At 2 am the autostrada was completely empty . The night was black and all we had to do was drive straight ahead, always straight ahead .We were just thinking of what it would be like in Fribourg and what a good bed would feel like! After a few hours and a few coffee breaks the sun rose and we were close to the end of the autostrada, but then Brian had a flat tire. Tony and I went to the next town to have it fixed, while Brian and Ken slept for a moment. When we woke Brian up, he thought he was on a beach in Greece and was wondering what this big road was doing here. Ken's eyes were symbolic of just one thing: Oh, I'm so damned tired.
Then we went on. Once the autostrada was finished things went better. We were flying, flying towards the Simpson Pass, towards Switzerland. Before we knew it the pass was there. We had completed our tour and just had to drive home now. In Brig we had a good meal and also a look into a mirror. We were black, dirty and hadn't shaved for a few days. The Valais seemed very very short.

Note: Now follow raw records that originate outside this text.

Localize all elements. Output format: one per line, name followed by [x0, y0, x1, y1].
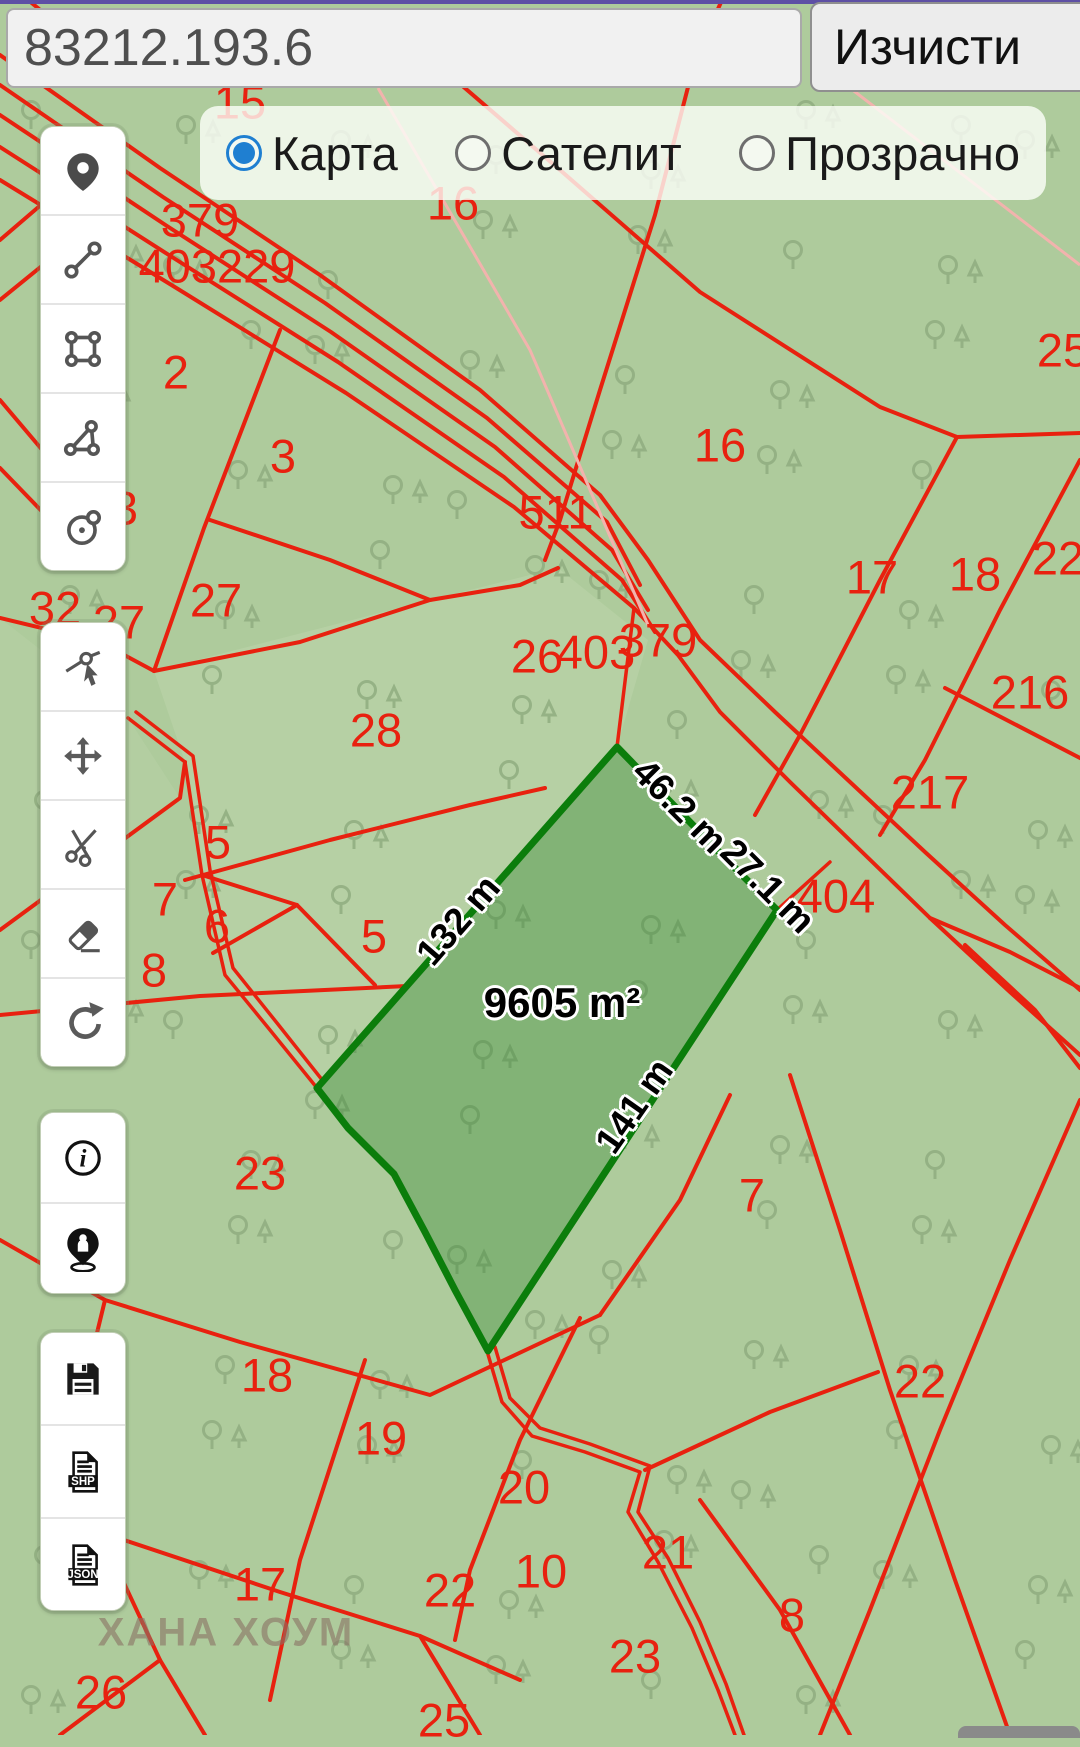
draw-circle-icon — [60, 504, 106, 550]
person-location-button[interactable] — [41, 1202, 125, 1293]
tool-group-3 — [40, 1112, 126, 1294]
info-icon — [60, 1135, 106, 1181]
move-icon — [60, 733, 106, 779]
parcel-number-label: 7 — [739, 1172, 765, 1219]
radio-unselected-icon[interactable] — [455, 135, 491, 171]
parcel-number-label: 18 — [241, 1352, 293, 1399]
move-button[interactable] — [41, 710, 125, 799]
draw-rectangle-button[interactable] — [41, 303, 125, 392]
measure-line-icon — [60, 237, 106, 283]
parcel-number-label: 511 — [519, 489, 594, 536]
draw-circle-button[interactable] — [41, 481, 125, 570]
parcel-number-label: 5 — [361, 913, 387, 960]
save-icon — [60, 1356, 106, 1402]
draw-polygon-button[interactable] — [41, 392, 125, 481]
parcel-number-label: 379 — [161, 197, 239, 244]
person-location-icon — [60, 1226, 106, 1272]
parcel-number-label: 17 — [846, 554, 898, 601]
map-pin-button[interactable] — [41, 127, 125, 214]
parcel-number-label: 17 — [234, 1561, 286, 1608]
info-button[interactable] — [41, 1113, 125, 1202]
layer-option-прозрачно[interactable]: Прозрачно — [739, 126, 1020, 181]
parcel-number-label: 26 — [511, 633, 563, 680]
parcel-number-label: 22 — [1032, 535, 1080, 582]
select-vertex-icon — [60, 644, 106, 690]
map-pin-icon — [60, 148, 106, 194]
parcel-number-label: 6 — [204, 903, 230, 950]
parcel-number-label: 379 — [619, 617, 697, 664]
file-export-icon: JSON — [60, 1542, 106, 1588]
svg-text:SHP: SHP — [71, 1476, 95, 1488]
cut-button[interactable] — [41, 799, 125, 888]
save-button[interactable] — [41, 1333, 125, 1424]
file-export-shp-button[interactable]: SHP — [41, 1424, 125, 1517]
undo-button[interactable] — [41, 977, 125, 1066]
clear-button[interactable]: Изчисти — [810, 2, 1080, 92]
parcel-number-label: 21 — [642, 1529, 694, 1576]
eraser-icon — [60, 911, 106, 957]
cut-icon — [60, 822, 106, 868]
select-vertex-button[interactable] — [41, 623, 125, 710]
tool-group-1 — [40, 126, 126, 571]
undo-icon — [60, 1000, 106, 1046]
parcel-number-label: 216 — [991, 669, 1069, 716]
parcel-number-label: 5 — [205, 819, 231, 866]
parcel-number-label: 22 — [894, 1358, 946, 1405]
parcel-number-label: 217 — [891, 769, 969, 816]
layer-option-label: Карта — [272, 126, 398, 181]
measure-line-button[interactable] — [41, 214, 125, 303]
tool-group-2 — [40, 622, 126, 1067]
layer-option-label: Сателит — [501, 126, 681, 181]
tool-group-4: SHP JSON — [40, 1332, 126, 1611]
radio-unselected-icon[interactable] — [739, 135, 775, 171]
parcel-number-label: 18 — [949, 551, 1001, 598]
parcel-number-label: 23 — [609, 1633, 661, 1680]
map-attribution-chip — [958, 1726, 1080, 1738]
parcel-id-input[interactable] — [6, 8, 802, 88]
layer-option-сателит[interactable]: Сателит — [455, 126, 681, 181]
layer-option-label: Прозрачно — [785, 126, 1020, 181]
parcel-number-label: 25 — [1037, 327, 1080, 374]
parcel-number-label: 3 — [270, 433, 296, 480]
layer-option-карта[interactable]: Карта — [226, 126, 398, 181]
map-watermark: ХАНА ХОУМ — [98, 1611, 354, 1656]
file-export-json-button[interactable]: JSON — [41, 1517, 125, 1610]
parcel-number-label: 10 — [515, 1548, 567, 1595]
eraser-button[interactable] — [41, 888, 125, 977]
svg-text:JSON: JSON — [67, 1569, 98, 1581]
parcel-number-label: 2 — [163, 349, 189, 396]
radio-selected-icon[interactable] — [226, 135, 262, 171]
draw-polygon-icon — [60, 415, 106, 461]
parcel-number-label: 28 — [350, 707, 402, 754]
parcel-number-label: 8 — [779, 1592, 805, 1639]
parcel-number-label: 26 — [75, 1669, 127, 1716]
draw-rectangle-icon — [60, 326, 106, 372]
layer-switcher: Карта Сателит Прозрачно — [200, 106, 1046, 200]
parcel-number-label: 8 — [141, 947, 167, 994]
parcel-number-label: 20 — [498, 1464, 550, 1511]
parcel-number-label: 403229 — [139, 243, 296, 290]
map-canvas[interactable]: i 15379403229162332516511171822322727216… — [0, 0, 1080, 1735]
file-export-icon: SHP — [60, 1449, 106, 1495]
parcel-number-label: 27 — [190, 577, 242, 624]
parcel-number-label: 7 — [152, 876, 178, 923]
parcel-number-label: 19 — [355, 1415, 407, 1462]
parcel-number-label: 23 — [234, 1150, 286, 1197]
parcel-number-label: 22 — [424, 1567, 476, 1614]
parcel-number-label: 16 — [694, 422, 746, 469]
parcel-area-label: 9605 m² — [484, 982, 640, 1024]
parcel-number-label: 25 — [418, 1697, 470, 1744]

In Vevey Brian got mad at a truck and almost drove him off the road. Then came Chatel-St Denis (not Château-d'Oex, Ken) and my scooter started smoking like a old fashion train. We reached Bulle, just 25 km from Fribourg, but there was no way for us to keep on going. Ken was falling asleep. He didn't know what he was doing. 40 hours without without sleep and after a trip like ours, that was too much for him. He almost drove into a parked car. We needed help. I called my sister and she drove the car to Bulle, there Ken and I got in and soon we we in Fribourg. Brian had taken Tony along on the back of his scooter. He was one the only one who drove the only scooter all the way.

“Rien n'est plus heureux qu'un homme qui part en voyage, si ce n'est un homme qui revient” Emile Bergerat
(No one is happier than a man going on a trip, if it isn't the man coming back)

We were back in Fribourg, back at home; a bed. food, no more scooter driving for a while! And so many things to talk about, all our friends to see again.
The trip was worth every effort. It was great, something we have trouble believing looking back at it now, something we might never do again and certainly something we will never forget; but it was good to be back too.